About my work
A creative block that sent me right back to mark making basics a few years ago resulted in a completely new direction of work, away from sea-inspired semi-figurative painting to charcoal and pencil drawing, purely abstract, and with the mark itself as king.
It also prompted questions about the cognitive processes involved in both the making and the viewing of it. This in turn led to a considered attempt to get around the brain’s innate pattern recognition function that always tries to make sense out of chaos, and forces the viewer to try to ‘see something’ in abstract art – in my case an unwanted distraction.

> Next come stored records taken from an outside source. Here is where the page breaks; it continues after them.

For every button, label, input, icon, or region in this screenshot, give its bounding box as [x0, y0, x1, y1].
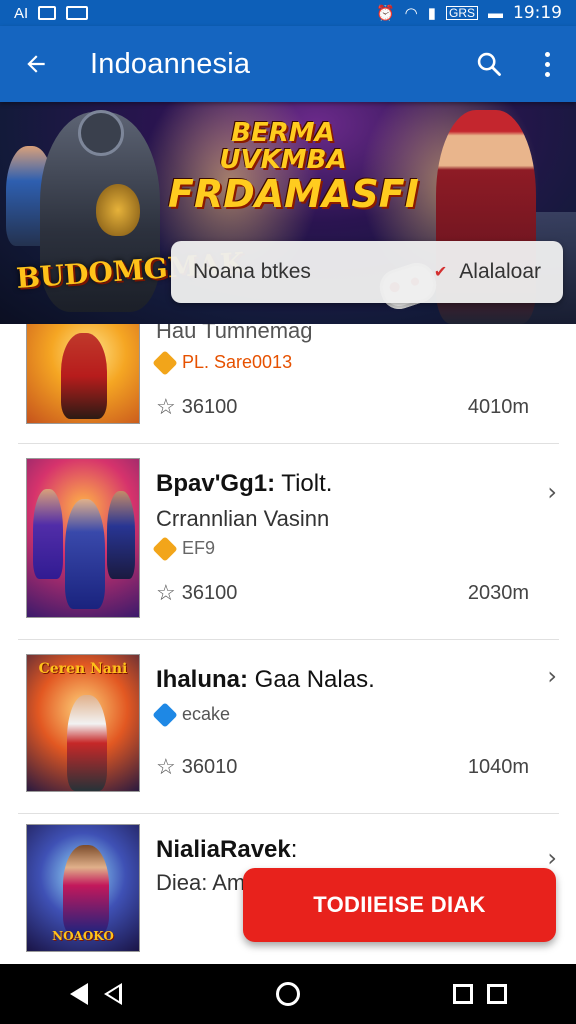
item-rating: ☆ 36010	[156, 754, 237, 780]
status-bar: AI ⏰ ◠ ▮ GRS ▬ 19:19	[0, 0, 576, 26]
sort-selector[interactable]: Noana btkes ✔ Alalaloar	[171, 241, 563, 303]
game-thumbnail: Ceren Nani	[26, 654, 140, 792]
badge-icon	[152, 701, 178, 728]
badge-icon	[152, 349, 178, 376]
item-tag-label: EF9	[182, 538, 216, 558]
item-title: Hau Tumnemag	[156, 324, 313, 344]
item-subtitle: Diea: Am	[156, 870, 246, 895]
system-nav-bar	[0, 964, 576, 1024]
wifi-icon: ◠	[404, 4, 418, 22]
back-triangle-outline-icon	[104, 983, 122, 1005]
item-rating: ☆ 36100	[156, 580, 237, 606]
banner-title-line2: FRDAMASFI	[168, 171, 419, 216]
item-title-rest: Gaa Nalas.	[248, 666, 375, 693]
thumbnail-character	[33, 489, 63, 579]
check-icon: ✔	[433, 264, 448, 281]
status-right: ⏰ ◠ ▮ GRS ▬ 19:19	[376, 3, 562, 23]
thumbnail-caption: NOAOKO	[52, 929, 114, 943]
item-subtitle: Crrannlian Vasinn	[156, 506, 330, 531]
list-item[interactable]: Bpav'Gg1: Tiolt. Crrannlian Vasinn EF9 ☆…	[18, 444, 559, 640]
banner-shield	[96, 184, 140, 236]
page-title: Indoannesia	[90, 47, 251, 80]
back-icon	[70, 983, 122, 1005]
item-rating: ☆ 36100	[156, 394, 237, 420]
banner-title: BERMA UVKMBA FRDAMASFI	[168, 118, 419, 216]
star-icon: ☆	[156, 580, 176, 605]
game-thumbnail: NOAOKO	[26, 824, 140, 952]
thumbnail-character	[61, 333, 107, 419]
search-button[interactable]	[460, 26, 518, 102]
item-tag-label: ecake	[182, 704, 231, 724]
nav-back-button[interactable]	[56, 964, 136, 1024]
item-title-bold: Bpav'Gg1:	[156, 470, 276, 497]
carrier-text: AI	[14, 4, 29, 22]
item-rating-value: 36100	[181, 581, 238, 604]
download-button[interactable]: TODIIEISE DIAK	[243, 868, 556, 942]
app-bar: Indoannesia	[0, 26, 576, 102]
more-vert-icon	[544, 51, 550, 77]
thumbnail-character	[67, 695, 107, 791]
recents-icon	[453, 984, 507, 1004]
item-title: Bpav'Gg1: Tiolt.	[156, 470, 332, 498]
game-thumbnail	[26, 324, 140, 424]
recents-square-icon	[487, 984, 507, 1004]
battery-icon: ▬	[488, 4, 503, 22]
item-title-rest: :	[290, 836, 298, 863]
item-tag: ecake	[152, 701, 231, 728]
item-rating-value: 36100	[181, 395, 238, 418]
item-rating-value: 36010	[181, 755, 238, 778]
nav-recents-button[interactable]	[440, 964, 520, 1024]
thumbnail-caption: Ceren Nani	[38, 661, 128, 677]
back-triangle-icon	[70, 983, 88, 1005]
signal-icon: ▮	[427, 4, 436, 22]
sort-option[interactable]: ✔ Alalaloar	[434, 260, 541, 284]
alarm-icon: ⏰	[375, 4, 395, 22]
back-arrow-icon	[27, 55, 45, 73]
item-title-bold: NialiaRavek	[156, 836, 291, 863]
status-time: 19:19	[513, 3, 562, 23]
thumbnail-character	[63, 845, 109, 935]
list-item[interactable]: Hau Tumnemag PL. Sare0013 ☆ 36100 4010m	[18, 324, 559, 444]
list-item[interactable]: Ceren Nani Ihaluna: Gaa Nalas. ecake ☆ 3…	[18, 640, 559, 814]
item-title: NialiaRavek:	[156, 836, 297, 864]
image-icon	[66, 6, 89, 20]
item-tag: PL. Sare0013	[152, 349, 293, 376]
home-icon	[276, 982, 300, 1006]
more-button[interactable]	[518, 26, 576, 102]
chevron-right-icon: ›	[547, 478, 557, 506]
sort-option-label: Alalaloar	[459, 260, 541, 283]
back-button[interactable]	[0, 26, 72, 102]
recents-square-icon	[453, 984, 473, 1004]
item-size: 2030m	[467, 582, 529, 604]
star-icon: ☆	[156, 754, 176, 779]
item-title-rest: Hau Tumnemag	[156, 324, 313, 343]
nav-home-button[interactable]	[248, 964, 328, 1024]
item-title-rest: Tiolt.	[275, 470, 333, 497]
sort-label: Noana btkes	[193, 260, 311, 283]
item-tag: EF9	[152, 535, 216, 562]
thumbnail-character	[107, 491, 135, 579]
chevron-right-icon: ›	[547, 844, 557, 872]
badge-icon	[152, 535, 178, 562]
chevron-right-icon: ›	[547, 662, 557, 690]
item-size: 1040m	[467, 756, 529, 778]
item-size: 4010m	[467, 396, 529, 418]
battery-label: GRS	[445, 6, 478, 20]
sim-icon	[38, 6, 57, 20]
banner-knight-helmet	[78, 110, 124, 156]
star-icon: ☆	[156, 394, 176, 419]
item-title: Ihaluna: Gaa Nalas.	[156, 666, 375, 694]
thumbnail-character	[65, 499, 105, 609]
banner-title-line1: BERMA UVKMBA	[219, 118, 347, 176]
game-thumbnail	[26, 458, 140, 618]
item-title-bold: Ihaluna:	[156, 666, 249, 693]
search-icon	[477, 52, 501, 76]
item-tag-label: PL. Sare0013	[182, 352, 293, 372]
status-left: AI	[14, 4, 89, 22]
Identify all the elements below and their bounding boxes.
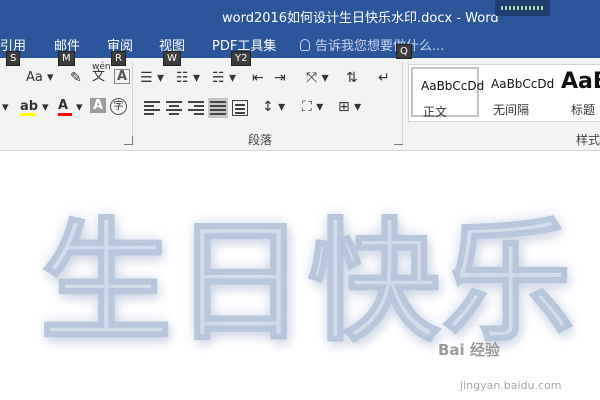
multilevel-list-icon[interactable]: ☵ ▾ <box>212 69 236 87</box>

I often use pattern in my work in a considered attempt to get around this problem. The idea is that by presenting the all-important marks in a seemingly ordered format, the viewer’s innate pattern seeker is immediately satisfied, thus freeing her from any concern that she may be missing some hidden message, and allowing her to focus fully on the marks.
Almost all these works are charcoal and graphite on cartridge paper, either 85×60 or 50x50cm.
About the titles
The titles are completely unrelated to their content. Rather than give an entirely abstract piece of work a falsely meaningful name, or else a dry unique identifier (such as Untitled 1, etc) instead I make good use of the title to highlight an issue I feel strongly about.
Current works therefore adopt the actual names of just a few of the lone refugee children in Calais who have been refused entry into the UK despite a legal right to be here.
10% of sales from these goes to the film/campaign ‘Calais Children: a Case to Answer’ by Sue Clayton
I live on the Isle of Wight, on a houseboat designed and built by my husband and myself. Having dropped out of art school in my youth, I worked mainly in computing and then Psychotherapy before making a serious return to my art roots, 10+ years ago.